In the absence of internationally accepted quality standards for treatment of children with CNS tumors, the search for specific aspects to be improved is challenging. This report suggests the importance of several factors: Firstly, attention should be paid to time from initial symptoms to diagnosis. In our study, the median of this interval was two weeks (range 0–12), a good result when compared to data reported for CNS tumors in other countries (Germany 24 days, Switzerland 60 days, UK 100 days) [15, 30, 31]. While different studies have not demonstrated a prognostic impact of time to diagnosis, it remains important to ensure rapid initial diagnosis [32,33,34,35].

Also, our report shows that 74% of patients receive surgery within less than a week. However, of the 19 patients with irradiation planned upfront, only 42% received radiotherapy within 49 days of first surgery.

Secondly, extent of resection is a well-known prognostic factor, also reflected in our study, where the experience of the neurosurgical team is key. In our study only half of the patients (23/43) achieved GTR. In this sense, national initiatives such as the creation of reference centers for complex neurosurgery [36] are positive and its impact will be evaluated in the future.

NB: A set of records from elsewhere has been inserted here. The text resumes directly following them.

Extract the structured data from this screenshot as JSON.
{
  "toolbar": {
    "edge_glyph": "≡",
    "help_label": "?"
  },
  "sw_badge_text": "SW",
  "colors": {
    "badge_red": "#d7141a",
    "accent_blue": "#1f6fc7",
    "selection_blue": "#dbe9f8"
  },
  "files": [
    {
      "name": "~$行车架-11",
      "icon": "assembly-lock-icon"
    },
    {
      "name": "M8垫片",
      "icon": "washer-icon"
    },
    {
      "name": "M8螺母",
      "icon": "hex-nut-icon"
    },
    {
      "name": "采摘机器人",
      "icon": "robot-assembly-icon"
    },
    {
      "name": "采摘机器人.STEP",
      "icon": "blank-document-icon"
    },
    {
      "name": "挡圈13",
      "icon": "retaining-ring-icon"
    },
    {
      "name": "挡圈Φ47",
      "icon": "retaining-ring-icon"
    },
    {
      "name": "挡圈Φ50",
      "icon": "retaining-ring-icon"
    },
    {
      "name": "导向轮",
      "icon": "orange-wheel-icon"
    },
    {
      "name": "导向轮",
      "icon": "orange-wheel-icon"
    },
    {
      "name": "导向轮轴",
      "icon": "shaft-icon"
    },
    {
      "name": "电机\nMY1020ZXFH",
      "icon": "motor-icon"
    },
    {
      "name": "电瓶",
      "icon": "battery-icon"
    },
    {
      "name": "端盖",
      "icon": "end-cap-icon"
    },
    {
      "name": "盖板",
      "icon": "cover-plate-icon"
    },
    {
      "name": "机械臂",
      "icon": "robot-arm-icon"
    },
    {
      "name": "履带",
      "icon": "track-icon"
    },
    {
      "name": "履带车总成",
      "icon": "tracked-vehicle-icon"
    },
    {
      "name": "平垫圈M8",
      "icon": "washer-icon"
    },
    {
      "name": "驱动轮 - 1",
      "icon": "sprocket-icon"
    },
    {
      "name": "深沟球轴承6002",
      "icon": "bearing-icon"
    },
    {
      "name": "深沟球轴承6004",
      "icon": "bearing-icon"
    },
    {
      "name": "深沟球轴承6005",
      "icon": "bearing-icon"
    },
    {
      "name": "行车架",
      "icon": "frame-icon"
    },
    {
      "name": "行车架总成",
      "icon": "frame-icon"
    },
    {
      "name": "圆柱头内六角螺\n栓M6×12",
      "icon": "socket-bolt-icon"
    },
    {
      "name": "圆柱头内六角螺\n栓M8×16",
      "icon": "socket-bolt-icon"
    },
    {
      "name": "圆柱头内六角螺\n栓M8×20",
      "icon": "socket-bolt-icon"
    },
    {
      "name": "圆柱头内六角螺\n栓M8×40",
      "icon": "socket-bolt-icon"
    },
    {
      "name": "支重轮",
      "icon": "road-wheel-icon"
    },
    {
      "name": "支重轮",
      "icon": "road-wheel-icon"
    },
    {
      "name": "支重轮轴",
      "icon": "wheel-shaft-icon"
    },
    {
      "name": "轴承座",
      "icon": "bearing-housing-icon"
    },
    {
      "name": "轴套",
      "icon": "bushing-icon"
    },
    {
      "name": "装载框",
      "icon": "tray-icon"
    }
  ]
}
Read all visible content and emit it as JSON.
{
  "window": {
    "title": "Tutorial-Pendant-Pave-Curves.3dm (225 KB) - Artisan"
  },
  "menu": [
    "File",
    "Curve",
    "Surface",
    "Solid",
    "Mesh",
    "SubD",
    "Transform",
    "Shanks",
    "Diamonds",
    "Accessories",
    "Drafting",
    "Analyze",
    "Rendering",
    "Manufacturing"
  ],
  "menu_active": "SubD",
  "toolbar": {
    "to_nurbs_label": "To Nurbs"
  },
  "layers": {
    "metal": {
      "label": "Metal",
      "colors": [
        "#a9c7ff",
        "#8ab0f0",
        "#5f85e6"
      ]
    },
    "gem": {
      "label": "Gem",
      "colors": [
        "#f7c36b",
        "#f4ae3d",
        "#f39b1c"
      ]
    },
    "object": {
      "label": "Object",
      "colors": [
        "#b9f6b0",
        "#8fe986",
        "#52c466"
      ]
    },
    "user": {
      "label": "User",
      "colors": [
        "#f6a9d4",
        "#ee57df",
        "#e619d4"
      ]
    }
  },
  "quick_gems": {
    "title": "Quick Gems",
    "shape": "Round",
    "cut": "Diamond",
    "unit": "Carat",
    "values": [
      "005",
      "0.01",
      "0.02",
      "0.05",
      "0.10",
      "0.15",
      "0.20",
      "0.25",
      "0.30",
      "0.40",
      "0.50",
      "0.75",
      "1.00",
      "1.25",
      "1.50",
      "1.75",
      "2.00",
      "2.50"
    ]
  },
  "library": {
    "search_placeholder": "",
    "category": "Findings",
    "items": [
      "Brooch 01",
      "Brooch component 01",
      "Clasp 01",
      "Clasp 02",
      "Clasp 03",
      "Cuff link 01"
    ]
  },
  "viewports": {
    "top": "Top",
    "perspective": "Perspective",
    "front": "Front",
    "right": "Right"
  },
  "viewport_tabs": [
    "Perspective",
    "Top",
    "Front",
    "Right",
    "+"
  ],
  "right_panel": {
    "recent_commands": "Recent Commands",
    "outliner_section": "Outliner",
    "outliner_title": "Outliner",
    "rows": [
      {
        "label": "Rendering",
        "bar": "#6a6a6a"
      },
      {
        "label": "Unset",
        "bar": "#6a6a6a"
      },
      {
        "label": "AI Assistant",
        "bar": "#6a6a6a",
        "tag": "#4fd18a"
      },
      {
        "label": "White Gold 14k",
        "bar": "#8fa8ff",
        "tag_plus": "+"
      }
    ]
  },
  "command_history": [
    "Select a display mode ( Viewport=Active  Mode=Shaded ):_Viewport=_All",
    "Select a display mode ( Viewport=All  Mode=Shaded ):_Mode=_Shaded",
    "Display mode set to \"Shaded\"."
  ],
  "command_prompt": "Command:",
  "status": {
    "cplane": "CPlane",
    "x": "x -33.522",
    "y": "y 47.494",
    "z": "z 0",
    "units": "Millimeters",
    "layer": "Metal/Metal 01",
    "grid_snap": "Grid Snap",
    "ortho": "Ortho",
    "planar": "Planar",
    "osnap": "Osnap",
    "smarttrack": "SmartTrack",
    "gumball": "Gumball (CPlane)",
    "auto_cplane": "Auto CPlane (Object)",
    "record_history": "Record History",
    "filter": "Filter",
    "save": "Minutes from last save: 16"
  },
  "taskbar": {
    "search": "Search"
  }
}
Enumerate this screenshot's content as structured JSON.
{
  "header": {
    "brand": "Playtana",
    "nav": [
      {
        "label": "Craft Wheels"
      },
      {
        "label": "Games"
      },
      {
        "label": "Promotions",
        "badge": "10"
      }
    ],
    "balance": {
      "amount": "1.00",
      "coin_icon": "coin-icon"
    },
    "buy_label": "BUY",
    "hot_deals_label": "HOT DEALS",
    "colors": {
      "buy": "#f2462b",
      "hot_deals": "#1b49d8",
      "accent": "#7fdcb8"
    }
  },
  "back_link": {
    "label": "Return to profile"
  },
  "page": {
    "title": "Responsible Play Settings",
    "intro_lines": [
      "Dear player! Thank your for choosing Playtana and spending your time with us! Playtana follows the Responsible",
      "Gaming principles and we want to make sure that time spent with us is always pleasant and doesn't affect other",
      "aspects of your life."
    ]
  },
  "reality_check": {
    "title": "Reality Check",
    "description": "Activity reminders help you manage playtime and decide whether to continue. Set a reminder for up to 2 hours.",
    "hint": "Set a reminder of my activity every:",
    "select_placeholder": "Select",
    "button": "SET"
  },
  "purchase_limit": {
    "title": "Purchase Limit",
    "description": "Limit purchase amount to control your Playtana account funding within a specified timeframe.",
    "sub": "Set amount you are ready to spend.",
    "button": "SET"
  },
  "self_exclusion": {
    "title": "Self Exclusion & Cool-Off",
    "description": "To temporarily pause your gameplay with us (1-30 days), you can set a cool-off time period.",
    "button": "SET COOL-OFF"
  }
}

Thirdly, radiotherapy is another crucial factor impacting patients’ outcome, but its association with long-term morbidity, particularly in young children, is the major limitation. Hence, postsurgical radiotherapy deferral is common practice in children younger than 3 years, but it remains controversial in older children, especially in the “grey zone” 3–4 years, leading to disparity of criteria among scientific groups and institutions [37]. There were four children older than 4 years in our study that did not undergo RT as first-line treatment. In one of them this was due to his palliative situation, and he passed away soon after diagnosis. The other three were treated using protocols designed for young children (Head Start II [18] and COG-ACNS0334 -NCT00336024-). All three underwent RT on first relapse, but only one of them was rescued.

Fourthly, there are no established standards to quantify major toxicities, toxic deaths and modifications in chemotherapy time and dose intensity. These treatment protocols have potential significant toxicities and this study will serve as a baseline to measure new indicators prospectively.

The main conclusion of this work is that although we benefit from a well-established health care system in Spain, there is a strong need for collaboration and networking in the treatment of complex CNS tumors such as PNET/PB. The efficacy of the primary care system is reflected in our study in the fast diagnosis of these patients. Survival rates of children with PNET/PB are far from the rates obtained in international clinical trials and a common therapeutic strategy is lacking. This study has served to identify specific aspects to improve in the care of patients with CNS-PNET, namely developing a common treatment strategy, ideally within international collaborative clinical trials, improving referral pathways and reference centers for treatment of complex and rare tumors, maximizing collaboration among pediatric oncology centers, and incorporating new biological markers and the new classification of embryonal CNS tumors. As a result of this study, a subsequent retrospective molecular analysis of archival tumor samples available for this patient cohort has been started in collaboration with European reference centers. Hopefully this will lead to improved outcomes for children with CNS-PNET in the near future.